Thursday, August 24, 2017

17 days and 372 miles in British Columbia

A few days ago we returned from our voyage north into British Columbia. It has taken a few days to get my bearings on land, and to adjust back into syphilization. It is not an adjustment I ever experience easily, or without anguish. This particular journey was longer in time than some we've had recently, as our schedules allowed the sort of expansive time any real and safe boat journey requires. And this extended time allowed for the transition into those other versions of ourselves that we love so much. For some reason, we find the lifestyle of sailing, hiking, reading great books, playing cards, swimming in the ocean and in lakes, jumping off rocks and hanging out in dramatic wilderness conducive to us being 100% alive and happy:

This is Elliott jumping maybe 25-30 feet at Smugglers Cove. A beautiful setting. He later jumped a couple spots much higher in Teakerne Arm and Walsh Cove. 

This is the Teakerne Arm jump. You can see the lovely Cassel Lake falls in the background. It doesn't look too high on video, but he is nearly 6' tall, and you can count how many of him it would take to reach the ocean below! 

Due to the length of this trip, and my appetite for narrative right now, I will render some stories as highlights and bullets. It was an incredible, unforgettable three weeks. A reminder of all that is innately good and happy and free in each of us, and of the majesty of the Salish Sea.

Wednesday, July 26, 2017

Back to Friday Harbor, Ready for 3 weeks in Canada!

The sea! The sea! The peaks around. Olympics, Mt. Baker, glaciers and rock. Islands here, and over there, low and rounded. With a pivot of your head you take in three National Parks, and the sweep of ocean out to Japan.

There is no more singularly dramatic wild place for a boat to be placed in the lower 48 than just off Smith Island in the Straits of Juan de Fuca.
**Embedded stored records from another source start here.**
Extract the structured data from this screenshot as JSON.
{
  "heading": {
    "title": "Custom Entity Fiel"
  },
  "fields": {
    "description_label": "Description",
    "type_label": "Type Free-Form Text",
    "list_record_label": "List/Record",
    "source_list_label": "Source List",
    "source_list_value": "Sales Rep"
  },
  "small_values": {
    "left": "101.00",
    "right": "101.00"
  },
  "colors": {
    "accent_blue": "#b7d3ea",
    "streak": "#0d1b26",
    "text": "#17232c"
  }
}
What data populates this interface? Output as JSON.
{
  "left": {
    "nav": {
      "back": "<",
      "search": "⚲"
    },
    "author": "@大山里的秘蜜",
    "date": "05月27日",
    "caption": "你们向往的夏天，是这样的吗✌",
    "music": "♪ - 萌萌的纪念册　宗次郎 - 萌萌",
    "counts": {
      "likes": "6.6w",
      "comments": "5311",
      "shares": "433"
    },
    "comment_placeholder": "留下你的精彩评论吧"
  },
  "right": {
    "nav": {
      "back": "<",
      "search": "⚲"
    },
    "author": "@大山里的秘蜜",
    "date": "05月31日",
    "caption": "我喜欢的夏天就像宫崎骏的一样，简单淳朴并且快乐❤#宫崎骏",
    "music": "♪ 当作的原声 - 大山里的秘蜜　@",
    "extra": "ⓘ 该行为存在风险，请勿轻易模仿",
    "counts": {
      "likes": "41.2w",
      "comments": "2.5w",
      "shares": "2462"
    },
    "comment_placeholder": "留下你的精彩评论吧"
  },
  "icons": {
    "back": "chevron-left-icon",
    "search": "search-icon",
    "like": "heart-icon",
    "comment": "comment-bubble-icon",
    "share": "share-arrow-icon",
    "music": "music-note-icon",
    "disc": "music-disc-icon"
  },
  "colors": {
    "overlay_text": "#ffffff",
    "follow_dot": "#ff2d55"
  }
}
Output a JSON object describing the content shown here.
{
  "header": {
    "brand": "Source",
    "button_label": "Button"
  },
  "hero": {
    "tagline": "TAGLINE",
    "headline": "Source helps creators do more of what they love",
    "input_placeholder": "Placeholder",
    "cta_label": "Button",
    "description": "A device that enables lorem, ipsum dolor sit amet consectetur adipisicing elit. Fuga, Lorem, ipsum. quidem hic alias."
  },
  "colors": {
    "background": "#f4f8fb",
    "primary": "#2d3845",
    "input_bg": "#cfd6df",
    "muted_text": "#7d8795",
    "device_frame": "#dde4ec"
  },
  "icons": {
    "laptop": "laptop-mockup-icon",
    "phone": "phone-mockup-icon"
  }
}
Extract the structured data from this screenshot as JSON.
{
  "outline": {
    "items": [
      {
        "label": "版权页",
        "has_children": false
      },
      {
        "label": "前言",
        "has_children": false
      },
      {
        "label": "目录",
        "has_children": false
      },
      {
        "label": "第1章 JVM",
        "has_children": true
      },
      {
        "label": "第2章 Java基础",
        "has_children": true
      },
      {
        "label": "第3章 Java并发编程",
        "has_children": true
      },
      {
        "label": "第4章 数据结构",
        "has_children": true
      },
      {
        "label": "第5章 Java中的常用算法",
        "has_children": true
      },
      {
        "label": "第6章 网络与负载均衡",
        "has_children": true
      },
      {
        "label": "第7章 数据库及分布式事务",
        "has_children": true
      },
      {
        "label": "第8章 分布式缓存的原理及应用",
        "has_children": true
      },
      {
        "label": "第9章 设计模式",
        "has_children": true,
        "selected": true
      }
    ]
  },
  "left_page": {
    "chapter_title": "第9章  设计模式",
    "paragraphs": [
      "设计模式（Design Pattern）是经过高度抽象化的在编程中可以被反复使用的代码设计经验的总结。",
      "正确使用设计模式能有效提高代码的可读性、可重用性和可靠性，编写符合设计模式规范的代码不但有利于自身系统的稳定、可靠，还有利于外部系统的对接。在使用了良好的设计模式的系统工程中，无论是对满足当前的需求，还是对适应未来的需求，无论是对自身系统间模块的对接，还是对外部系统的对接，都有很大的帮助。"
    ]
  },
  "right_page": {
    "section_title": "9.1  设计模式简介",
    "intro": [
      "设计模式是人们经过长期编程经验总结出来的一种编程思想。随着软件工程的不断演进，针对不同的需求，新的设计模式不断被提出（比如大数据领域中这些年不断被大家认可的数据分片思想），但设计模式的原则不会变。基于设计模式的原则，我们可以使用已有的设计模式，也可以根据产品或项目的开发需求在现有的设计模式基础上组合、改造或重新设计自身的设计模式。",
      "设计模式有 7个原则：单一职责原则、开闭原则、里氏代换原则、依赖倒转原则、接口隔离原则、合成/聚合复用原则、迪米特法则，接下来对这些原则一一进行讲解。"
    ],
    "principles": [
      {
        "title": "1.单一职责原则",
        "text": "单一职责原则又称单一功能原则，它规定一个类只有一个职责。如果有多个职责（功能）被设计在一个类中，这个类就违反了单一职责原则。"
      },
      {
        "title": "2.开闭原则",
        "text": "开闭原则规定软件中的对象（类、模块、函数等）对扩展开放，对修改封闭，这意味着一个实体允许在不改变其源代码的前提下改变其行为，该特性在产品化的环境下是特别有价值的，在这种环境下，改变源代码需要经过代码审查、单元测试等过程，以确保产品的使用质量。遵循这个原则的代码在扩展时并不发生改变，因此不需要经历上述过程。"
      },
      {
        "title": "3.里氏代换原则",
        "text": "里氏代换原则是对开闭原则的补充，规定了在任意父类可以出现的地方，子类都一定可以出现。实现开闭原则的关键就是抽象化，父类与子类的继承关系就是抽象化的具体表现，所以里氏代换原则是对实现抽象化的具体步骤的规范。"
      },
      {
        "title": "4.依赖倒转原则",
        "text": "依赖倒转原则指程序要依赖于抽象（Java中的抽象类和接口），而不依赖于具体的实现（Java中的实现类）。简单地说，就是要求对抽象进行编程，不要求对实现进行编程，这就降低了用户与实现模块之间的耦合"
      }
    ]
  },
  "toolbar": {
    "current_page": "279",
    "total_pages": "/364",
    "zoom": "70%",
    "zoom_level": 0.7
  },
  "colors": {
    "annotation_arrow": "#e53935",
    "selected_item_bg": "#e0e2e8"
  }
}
For all you can see, it is essentially now as it was 2,000 years ago. Like Pre-Contact.

Time passed without notice. It felt timeless. here and now. Here. Now.

Ebb out Admiraly Inlet. 10 knots for hours. Flood into Cattle Pass, 10 knots again. 30 miles in less than 5 hours. Rippled seas and bright sun.

There is no greater thing. There is no greater being.

New cockpit scuppers on Aeolus

I'll do a post specifically on my cockpit scuppers for those interested. Gulf 32's come with drains glassed into the cockpit, which is an alright idea, except they reduce in size as they descend and the conical shape makes it difficult to get a hose to securely clamp around them.

On Aeolus this lead down through a 1 1/2" drain hose to the through hull, which exits the boat above the waterline. I used to have a Marelon ball valve on the through hull, but this reduced the size of the drain hole even further and would frequently jam up with any hair and plastic crap that might have made it down the hose.

My first step in improving my drain was to remove those Marelon valves and install a simple Marelon hose bar that maintains the maximum diameter of the hose. Because the through hull drains just above the waterline, this is an ABYC acceptable practice. Also, having been out in very large violent seas from the stern, I have never had any issue with water backing up through the cockpit drains into the cockpit.

Anyway, that done, I wanted to install more normal cockpit scuppers that would accept the hose better and have a built in screen. I found and used these Perko plastic scuppers:

On Aeolus I had to Dremel out the old glass drains, which was fairly easy. Then I had to shape the hole to the size and bevel angle of this Perko scupper. With the sandpaper barrel on the Dremel this was pretty easy. I then used Gflex to epoxy the scupper into the new hole, having roughed up the plastic with 60 grip sandpaper.

The hose fits on perfectly with a little dishwashing soap to lube it up, and they look good. I put some white paint over the epoxy exposed to protect from UV.

I now have a worry free cockpit drain system and won't have to unplug them anymore. These are not super high capacity, and will not drain the cockpit of being full in one minute, as you read for offshore boats, but it's better than we had and we are unlikely to be in cockpit filling seas anytime in the future.